The bill empowers state attorneys general to seek injunctions and damages to stop police misconduct and compensate victims, improving accountability and remedies but increasing litigation exposure, costs for localities, and risks of politically driven or duplicative enforcement.
State attorneys general can bring civil suits to stop or remedy police misconduct and obtain injunctions (temporary, preliminary, permanent) to halt ongoing deprivations of rights, giving residents — especially racial-ethnic minorities and people with disabilities — a state-level path to immediate relief.
Residents harmed by rights violations can recover monetary compensation (including punitive damages for malicious or reckless conduct), which may aid victims' financial recovery and provide stronger deterrence against misconduct.
Local governments and law enforcement agencies could face increased litigation costs and financial exposure from more state-initiated civil suits, potentially raising burdens on taxpayers and municipal budgets.
State-initiated suits could be used for political purposes or be overbroad, imposing oversight-like constraints on local policing without clear standards and creating friction between state and local officials.
Parallel or duplicative enforcement (State AG suits alongside Department of Justice criminal or civil actions) risks conflicting remedies, procedural complications, and strained prosecutorial resources.
Based on analysis of 2 sections of legislative text.
Allows state attorneys general to bring federal civil lawsuits under 18 U.S.C. §§ 241 and 242 on behalf of state residents, with injunctive relief and possible punitive damages.

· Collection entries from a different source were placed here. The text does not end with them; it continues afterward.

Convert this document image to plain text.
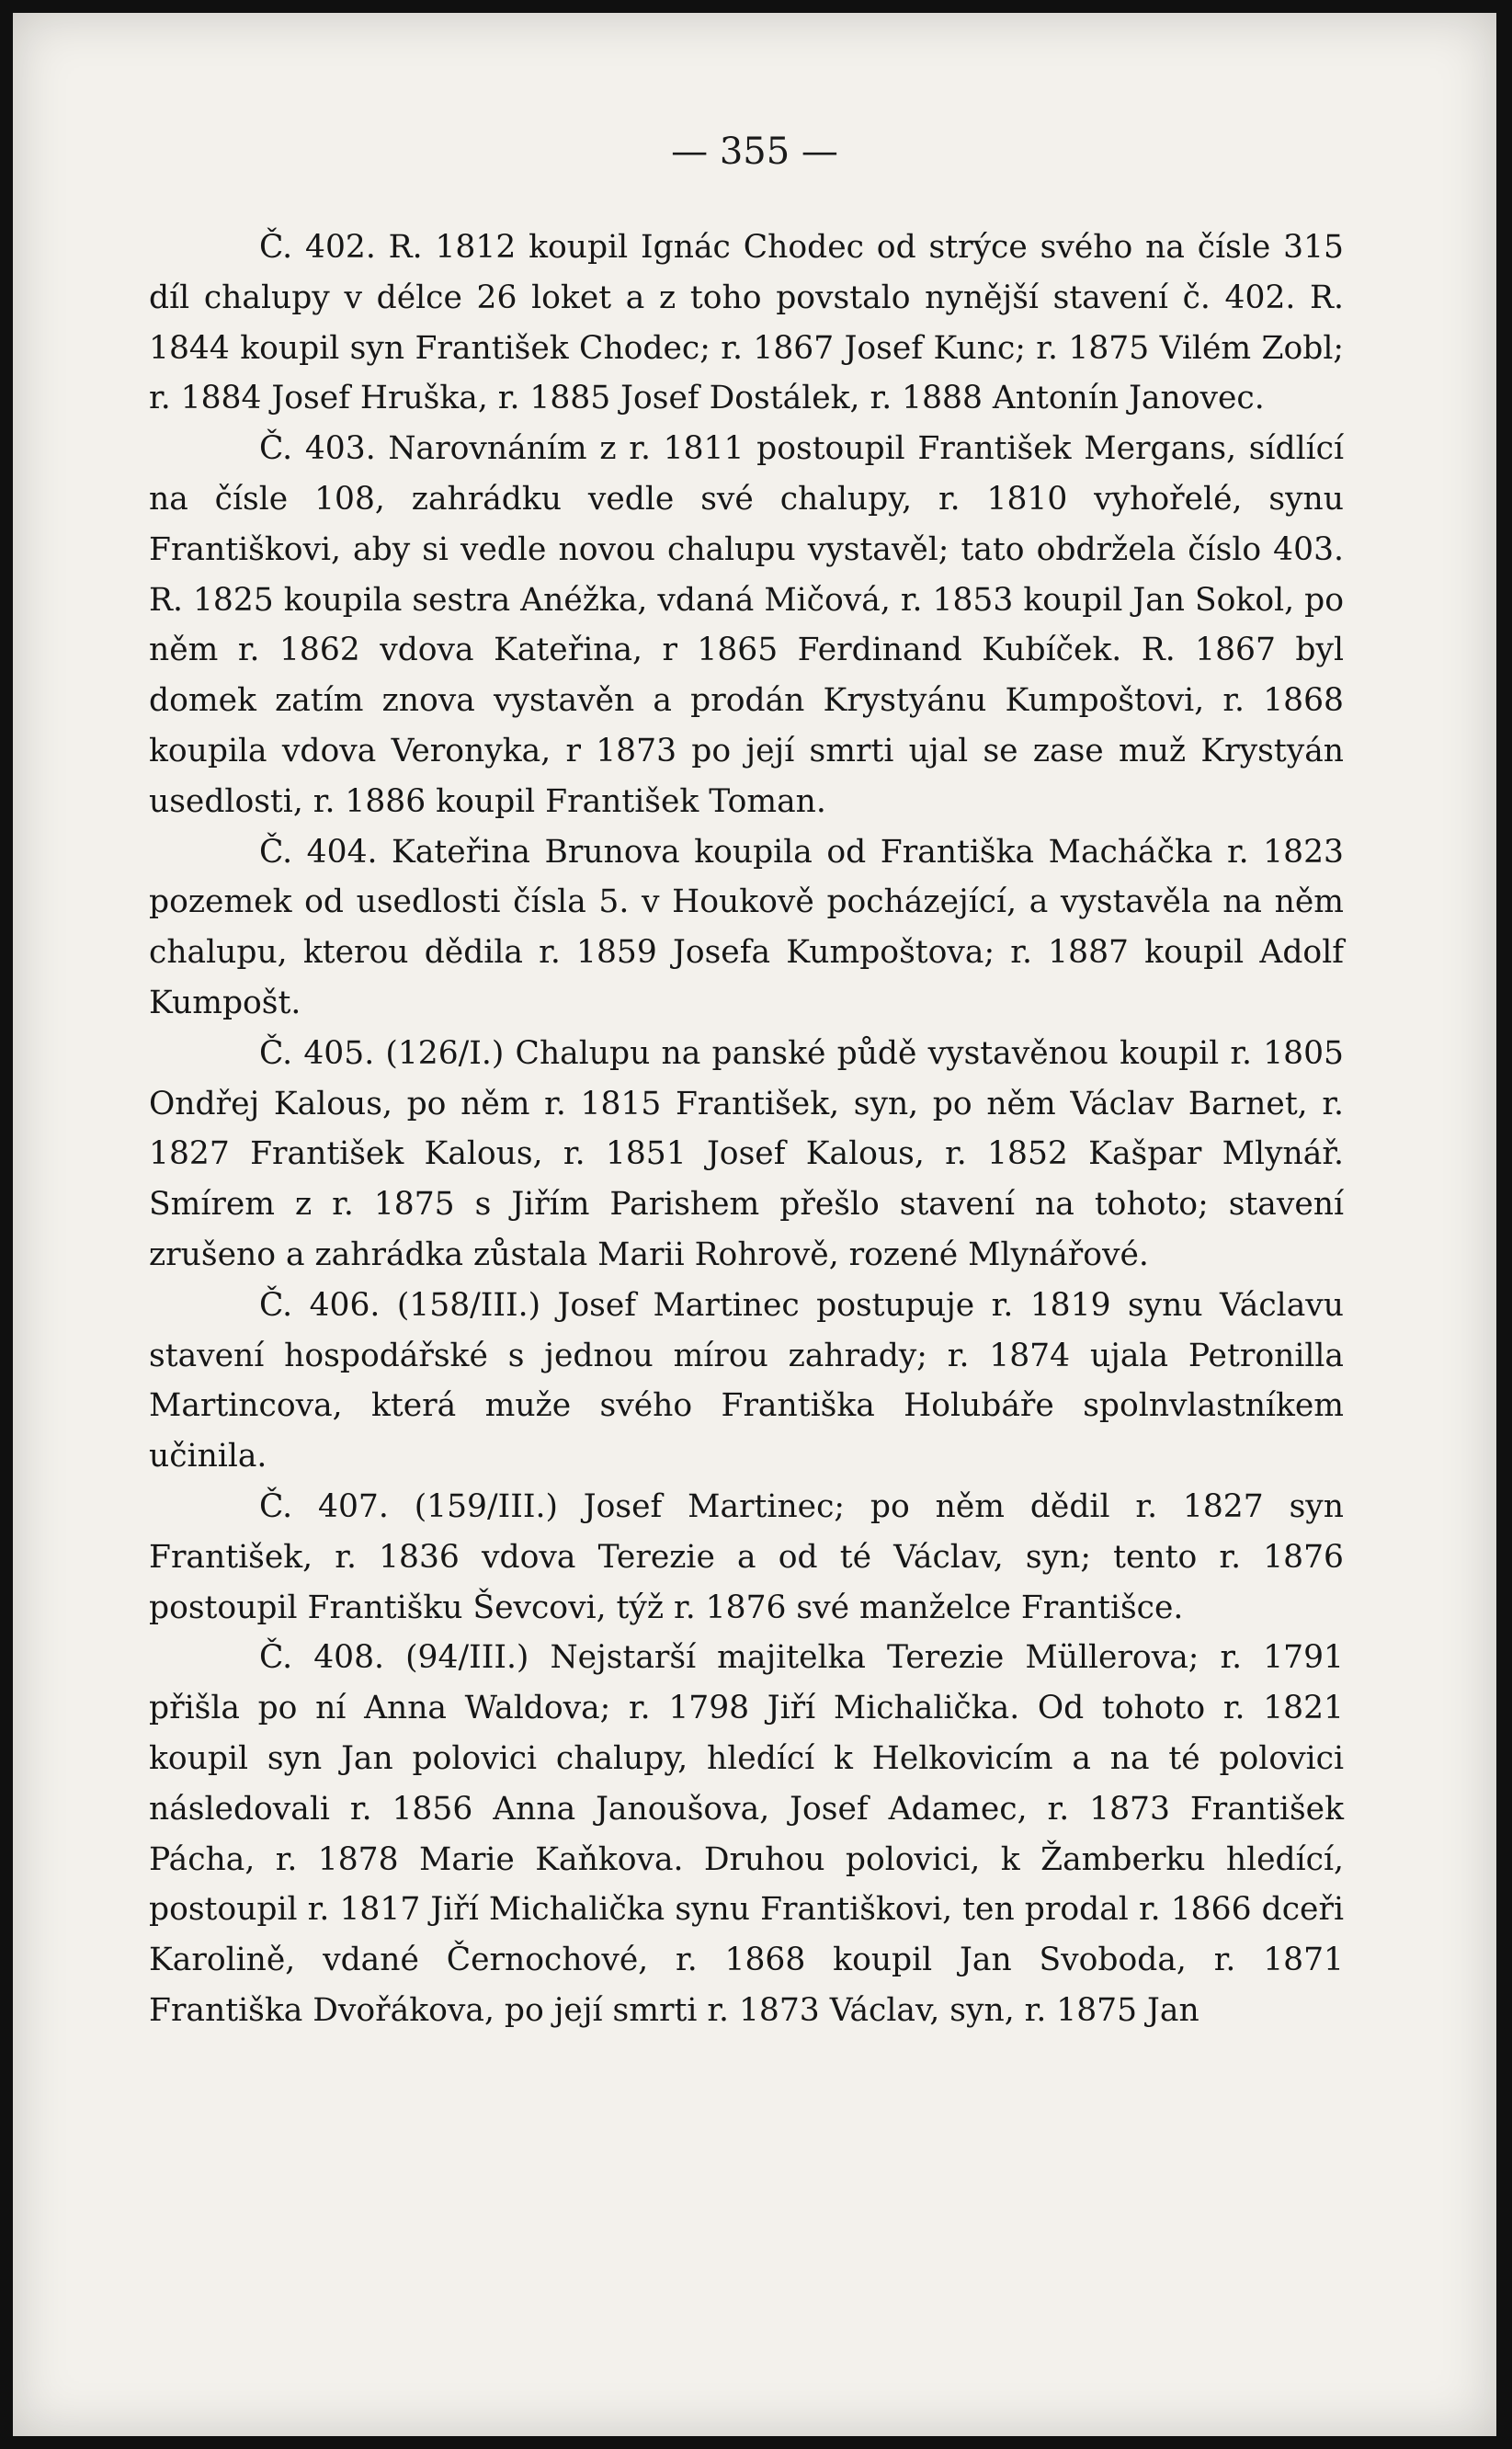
— 355 —

Č. 402. R. 1812 koupil Ignác Chodec od strýce svého na čísle 315 díl chalupy v délce 26 loket a z toho povstalo nynější stavení č. 402. R. 1844 koupil syn František Chodec; r. 1867 Josef Kunc; r. 1875 Vilém Zobl; r. 1884 Josef Hruška, r. 1885 Josef Dostálek, r. 1888 Antonín Janovec.

Č. 403. Narovnáním z r. 1811 postoupil František Mergans, sídlící na čísle 108, zahrádku vedle své chalupy, r. 1810 vyhořelé, synu Františkovi, aby si vedle novou chalupu vystavěl; tato obdržela číslo 403. R. 1825 koupila sestra Anéžka, vdaná Mičová, r. 1853 koupil Jan Sokol, po něm r. 1862 vdova Kateřina, r 1865 Ferdinand Kubíček. R. 1867 byl domek zatím znova vystavěn a prodán Krystyánu Kumpoštovi, r. 1868 koupila vdova Veronyka, r 1873 po její smrti ujal se zase muž Krystyán usedlosti, r. 1886 koupil František Toman.

Č. 404. Kateřina Brunova koupila od Františka Macháčka r. 1823 pozemek od usedlosti čísla 5. v Houkově pocházející, a vystavěla na něm chalupu, kterou dědila r. 1859 Josefa Kumpoštova; r. 1887 koupil Adolf Kumpošt.

Č. 405. (126/I.) Chalupu na panské půdě vystavěnou koupil r. 1805 Ondřej Kalous, po něm r. 1815 František, syn, po něm Václav Barnet, r. 1827 František Kalous, r. 1851 Josef Kalous, r. 1852 Kašpar Mlynář. Smírem z r. 1875 s Jiřím Parishem přešlo stavení na tohoto; stavení zrušeno a zahrádka zůstala Marii Rohrově, rozené Mlynářové.

Č. 406. (158/III.) Josef Martinec postupuje r. 1819 synu Václavu stavení hospodářské s jednou mírou zahrady; r. 1874 ujala Petronilla Martincova, která muže svého Františka Holubáře spolnvlastníkem učinila.

Č. 407. (159/III.) Josef Martinec; po něm dědil r. 1827 syn František, r. 1836 vdova Terezie a od té Václav, syn; tento r. 1876 postoupil Františku Ševcovi, týž r. 1876 své manželce Františce.

Č. 408. (94/III.) Nejstarší majitelka Terezie Müllerova; r. 1791 přišla po ní Anna Waldova; r. 1798 Jiří Michalička. Od tohoto r. 1821 koupil syn Jan polovici chalupy, hledící k Helkovicím a na té polovici následovali r. 1856 Anna Janoušova, Josef Adamec, r. 1873 František Pácha, r. 1878 Marie Kaňkova. Druhou polovici, k Žamberku hledící, postoupil r. 1817 Jiří Michalička synu Františkovi, ten prodal r. 1866 dceři Karolině, vdané Černochové, r. 1868 koupil Jan Svoboda, r. 1871 Františka Dvořákova, po její smrti r. 1873 Václav, syn, r. 1875 Jan
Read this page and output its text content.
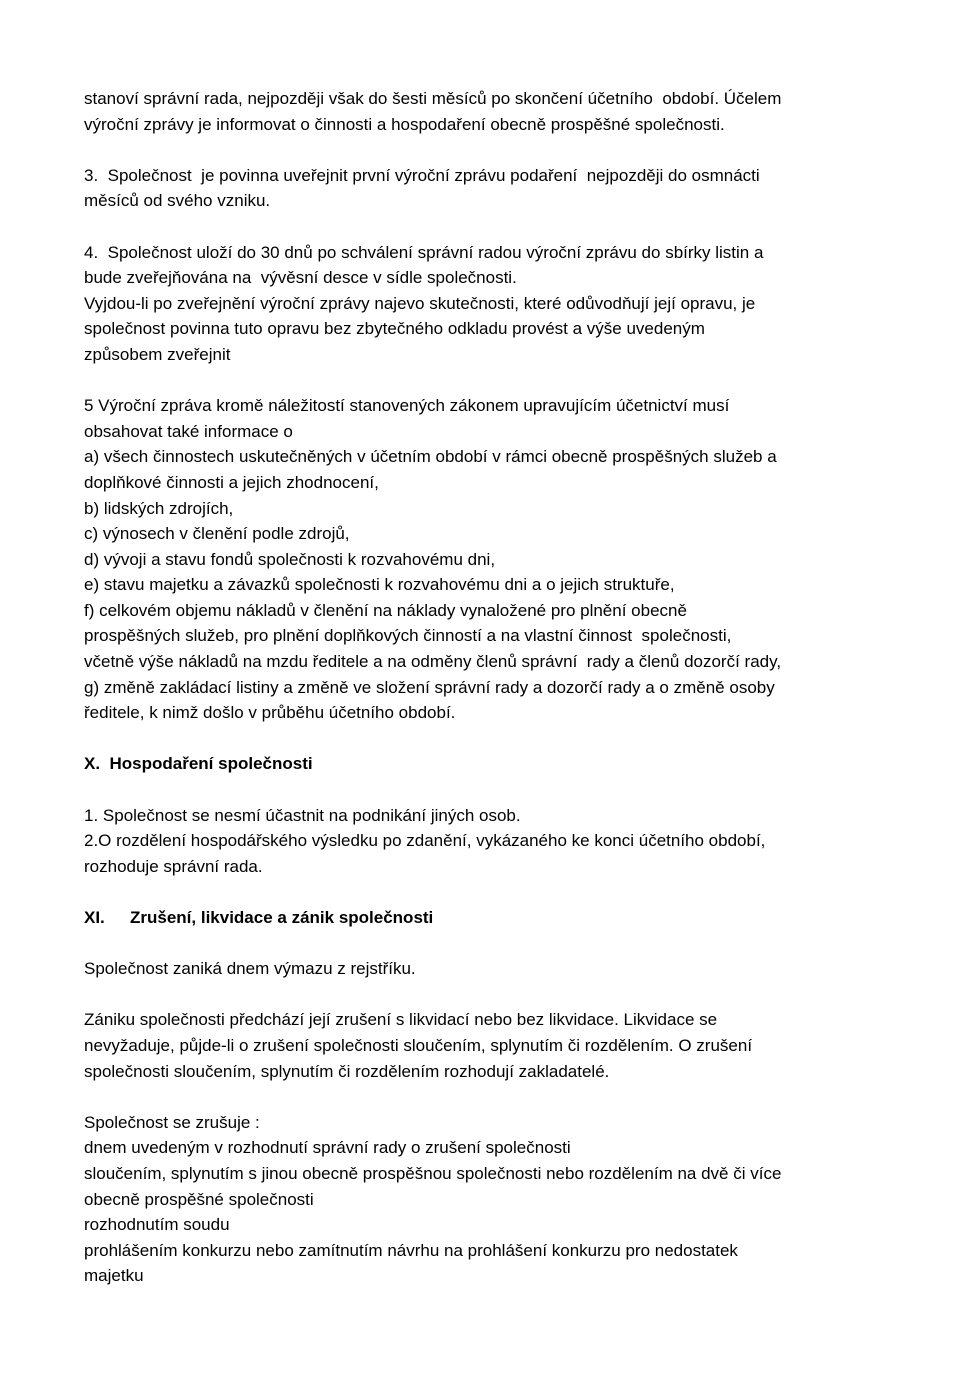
stanoví správní rada, nejpozději však do šesti měsíců po skončení účetního  období. Účelem
výroční zprávy je informovat o činnosti a hospodaření obecně prospěšné společnosti.
3.  Společnost  je povinna uveřejnit první výroční zprávu podaření  nejpozději do osmnácti
měsíců od svého vzniku.
4.  Společnost uloží do 30 dnů po schválení správní radou výroční zprávu do sbírky listin a
bude zveřejňována na  vývěsní desce v sídle společnosti.
Vyjdou-li po zveřejnění výroční zprávy najevo skutečnosti, které odůvodňují její opravu, je
společnost povinna tuto opravu bez zbytečného odkladu provést a výše uvedeným
způsobem zveřejnit
5 Výroční zpráva kromě náležitostí stanovených zákonem upravujícím účetnictví musí
obsahovat také informace o
a) všech činnostech uskutečněných v účetním období v rámci obecně prospěšných služeb a
doplňkové činnosti a jejich zhodnocení,
b) lidských zdrojích,
c) výnosech v členění podle zdrojů,
d) vývoji a stavu fondů společnosti k rozvahovému dni,
e) stavu majetku a závazků společnosti k rozvahovému dni a o jejich struktuře,
f) celkovém objemu nákladů v členění na náklady vynaložené pro plnění obecně
prospěšných služeb, pro plnění doplňkových činností a na vlastní činnost  společnosti,
včetně výše nákladů na mzdu ředitele a na odměny členů správní  rady a členů dozorčí rady,
g) změně zakládací listiny a změně ve složení správní rady a dozorčí rady a o změně osoby
ředitele, k nimž došlo v průběhu účetního období.
X.  Hospodaření společnosti
1. Společnost se nesmí účastnit na podnikání jiných osob.
2.O rozdělení hospodářského výsledku po zdanění, vykázaného ke konci účetního období,
rozhoduje správní rada.
XI. Zrušení, likvidace a zánik společnosti
Společnost zaniká dnem výmazu z rejstříku.
Zániku společnosti předchází její zrušení s likvidací nebo bez likvidace. Likvidace se
nevyžaduje, půjde-li o zrušení společnosti sloučením, splynutím či rozdělením. O zrušení
společnosti sloučením, splynutím či rozdělením rozhodují zakladatelé.
Společnost se zrušuje :
dnem uvedeným v rozhodnutí správní rady o zrušení společnosti
sloučením, splynutím s jinou obecně prospěšnou společnosti nebo rozdělením na dvě či více
obecně prospěšné společnosti
rozhodnutím soudu
prohlášením konkurzu nebo zamítnutím návrhu na prohlášení konkurzu pro nedostatek
majetku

Introduced February 10, 2026 by Cory Anthony Booker · Last progress February 10, 2026
Adds explicit authority for State attorneys general to bring federal civil lawsuits on behalf of state residents under the federal civil-rights criminal statutes (18 U.S.C. §§ 241 and 242). State AGs may file in federal district court when there is reasonable cause to believe residents were injured (or may be injured) by conduct that violates those statutes, and courts may order injunctive relief or award compensatory and, in certain cases, punitive damages.